Présentation

 

Je m'appelle Magali. Mon voyage dans le passé a commencé en 2010, avec une simple lettre à l'administration de Tournai pour retrouver l'acte de naissance de mon grand-père.
Depuis, malgré quelques pauses, cette quête ne m'a plus jamais quittée.

Aussi loin que remontent mes souvenirs, j’ai toujours été fascinée par la boîte à photos de mes grands-parents. Je pouvais passer des heures à contempler ces visages, m’émerveillant de découvrir qu’ils avaient eux aussi été des enfants, entourés de leurs propres parents et aïeux.
J’aimais par-dessus tout les écouter raconter leurs souvenirs, captant chaque détail de ces vies passées.

Magali petite

Aujourd'hui, ces photos sont dans ma boîte à moi. Mais je ne voulais pas qu'elles restent muettes.

Vivre dans le Sud-Ouest de la France, loin de mes racines belges et de certaines archives non numérisées, a transformé ma pratique.

C'est là que la généalogie narrative a pris tout son sens : quand les documents manquent, ce sont les récits, les contextes et les émotions qui prennent le relais pour reconstituer le puzzle.

Parce que je suis convaincue de l'impact des vies de nos ancêtres sur les nôtres, je me suis formée à la psychogénéalogie.

Mon approche n'est plus seulement de collecter des dates, mais de transformer les noms des registres en véritables récits de vie.

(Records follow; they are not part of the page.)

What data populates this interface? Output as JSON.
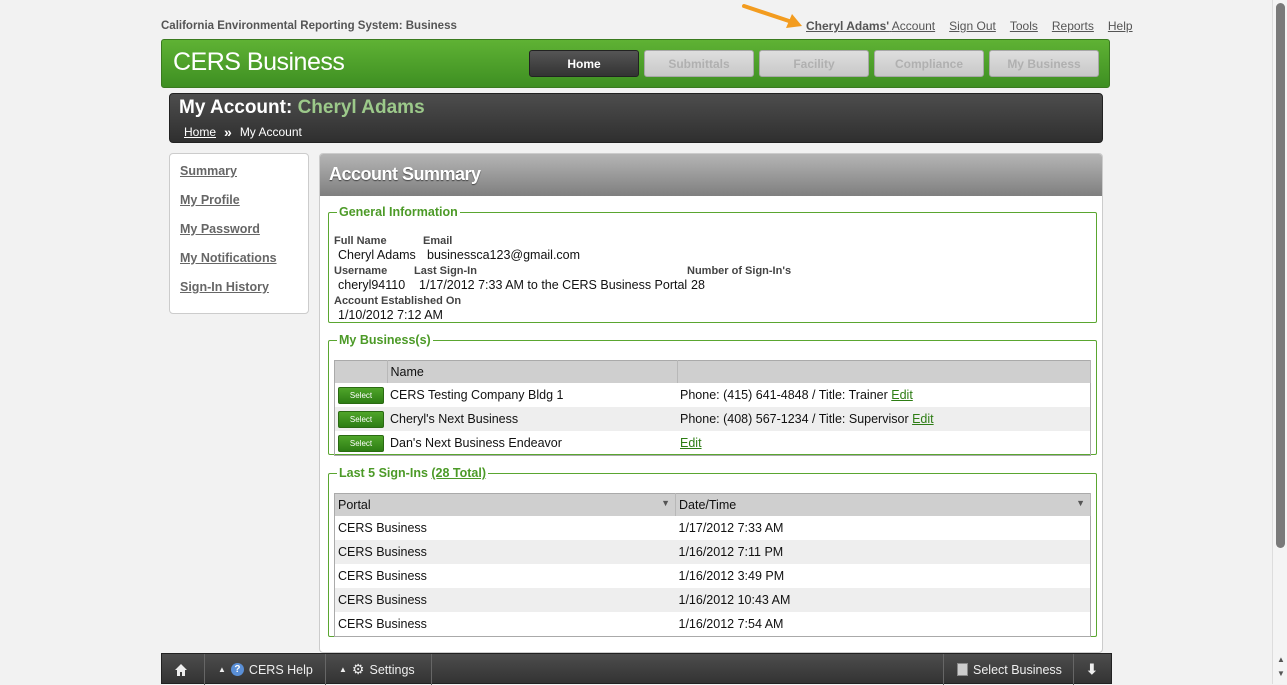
{
  "top": {
    "system_title": "California Environmental Reporting System: Business",
    "account_name": "Cheryl Adams'",
    "account_suffix": "Account",
    "links": [
      "Sign Out",
      "Tools",
      "Reports",
      "Help"
    ]
  },
  "header": {
    "app_name": "CERS Business",
    "nav": [
      "Home",
      "Submittals",
      "Facility",
      "Compliance",
      "My Business"
    ]
  },
  "title_bar": {
    "prefix": "My Account:",
    "user": "Cheryl Adams",
    "breadcrumb_home": "Home",
    "breadcrumb_sep": "»",
    "breadcrumb_current": "My Account"
  },
  "sidebar": {
    "items": [
      "Summary",
      "My Profile",
      "My Password",
      "My Notifications",
      "Sign-In History"
    ]
  },
  "main": {
    "title": "Account Summary",
    "general": {
      "legend": "General Information",
      "full_name_label": "Full Name",
      "full_name": "Cheryl Adams",
      "email_label": "Email",
      "email": "businessca123@gmail.com",
      "username_label": "Username",
      "username": "cheryl94110",
      "last_signin_label": "Last Sign-In",
      "last_signin": "1/17/2012 7:33 AM to the CERS Business Portal",
      "num_signins_label": "Number of Sign-In's",
      "num_signins": "28",
      "established_label": "Account Established On",
      "established": "1/10/2012 7:12 AM"
    },
    "businesses": {
      "legend": "My Business(s)",
      "col_name": "Name",
      "select_label": "Select",
      "edit_label": "Edit",
      "rows": [
        {
          "name": "CERS Testing Company Bldg 1",
          "info": "Phone: (415) 641-4848 / Title: Trainer"
        },
        {
          "name": "Cheryl's Next Business",
          "info": "Phone: (408) 567-1234 / Title: Supervisor"
        },
        {
          "name": "Dan's Next Business Endeavor",
          "info": ""
        }
      ]
    },
    "signins": {
      "legend": "Last 5 Sign-Ins",
      "total_link": "(28 Total)",
      "col_portal": "Portal",
      "col_datetime": "Date/Time",
      "rows": [
        {
          "portal": "CERS Business",
          "datetime": "1/17/2012 7:33 AM"
        },
        {
          "portal": "CERS Business",
          "datetime": "1/16/2012 7:11 PM"
        },
        {
          "portal": "CERS Business",
          "datetime": "1/16/2012 3:49 PM"
        },
        {
          "portal": "CERS Business",
          "datetime": "1/16/2012 10:43 AM"
        },
        {
          "portal": "CERS Business",
          "datetime": "1/16/2012 7:54 AM"
        }
      ]
    }
  },
  "bottom_bar": {
    "help_label": "CERS Help",
    "settings_label": "Settings",
    "select_business_label": "Select Business"
  },
  "icons": {
    "home": "home-icon",
    "help": "help-icon",
    "settings": "gear-icon",
    "collapse": "double-chevron-down-icon",
    "pointer": "orange-arrow-icon"
  },
  "colors": {
    "brand_green": "#4c9a27",
    "header_dark": "#333333",
    "accent_orange": "#f39c1f"
  }
}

C’est une passion sans fin qui nous transporte d’histoire en histoire, de la joie à la tristesse, pour honorer ceux qui nous ont façonnés.

 

Qu’est-ce que la généalogie narrative ?

Si la généalogie classique représente l’ossature d’une famille à travers ses dates et ses actes officiels, la généalogie narrative en constitue le souffle.

Cette démarche consiste à sortir nos ancêtres de la froideur des registres pour les réintégrer dans leur époque et leur humanité.
Il ne s'agit pas d'inventer des vies mais de reconstituer le puzzle d'un destin en s'appuyant sur le contexte historique et social.

Pratiquer la généalogie narrative permet de donner du relief aux documents pour qu'un simple acte devienne le point de départ d'un récit.

C'est une manière d'écouter les silences et de comprendre ce que les archives ne disent pas explicitement, comme les choix de prénoms ou les raisons d'un exil.

Au-delà des noms, c'est l'art de tisser un lien sensible entre hier et aujourd’hui pour que nos aïeux deviennent des histoires qui continuent de vibrer.